Alexander Brodsky

WINZAVOD Center for Contemporary Art

Architects often aspire to build something larger than life, appreciated by multitudes. But bigness can also be banal—hulking residential developments that exemplify bare necessity in dense urban space—or even threatening, a reminder of the individual’s weakness. These side effects surface in the art of Alexander Brodsky, a practicing architect who channels critical thoughts on his trade in sculptures and installations. Night Before the Attack, 2009, co-organized by the Winzavod Center for Contemporary Art and M+J Guelman Gallery, was his most recent dramatization of the emotive associations of structure and scale. The long vaults of a nineteenth-century winery’s defunct storage cellar, with a total area of some twenty-six-thousand square feet, were scattered with nearly a hundred shin-high, filmy plastic tents. Each was illuminated from within by pinkish bulbs; their light flickered as it hit thin strips of paper fluttering over small fans. White plaster figurines—mini-monuments with angular heads suggestive of prehistoric statuary—huddled pensively in groups of two or more over the simulated campfires. Brodsky’s programmatic title instructed viewers to read the tableau as a settlement’s mobilization in the face of danger. The tents and figurines thus constitute a kind of three-dimensional rendering of history painting, with the theatrical qualities of the environment compensating for absent details of setting and period.

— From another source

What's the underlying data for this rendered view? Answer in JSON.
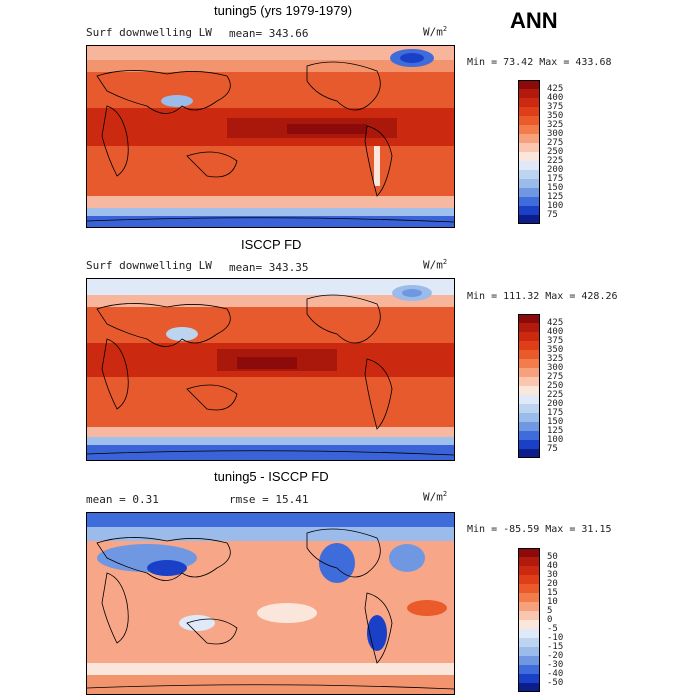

Abstract theatrical tension was inherent in the way the darkness filled the high-ceilinged basement and encroached on the tents; it came from the contrast between the dank air and the points of warm light. When a structure outlives its functional use, other properties can come to the fore, and Brodsky deftly exploits this vulnerability to the imputation of a new symbolic value.

Other works by Brodsky were on view in Moscow concurrently with Night Before the Attack. An exhibition of conceptual architecture from the 1980s and early ’90s at the Tretyakov Gallery included twelve of his finely detailed, whimsical etchings made in collaboration with Ilya Utkin, which inserted human characters into architectural drawings to narrate the alienating aspects of urban space. The Third Moscow Biennale at the Garage Center for Contemporary Culture included Brodsky’s 20 Trash Bins, 2002, in which the glass-and-mirror grid of a futuristic fantasy city spread inside rows of rusted Dumpsters. Interior and exterior engaged in a spatial montage as the bins’ crusty substance collided with the naive ambition of the toy city. Devices seen in these earlier works were employed again in Night Before the Attack: The basement ruins became a shabby shell that contained a narrative of vulnerability. The large scale presented Brodsky with new opportunity. This time, rather than modeling structures on the shrunken scale of comics or toys, allowing the viewer to contemplate up close the gap between architecture’s aspirations and realities, Brodsky lined a real relic of the past with an evocation of an uncertain future. As you walked among the mass repetition of identical figurines in near-identical tents, the present felt slower; the flicker of fake fire in the statues’ motionless faces suspended the moment.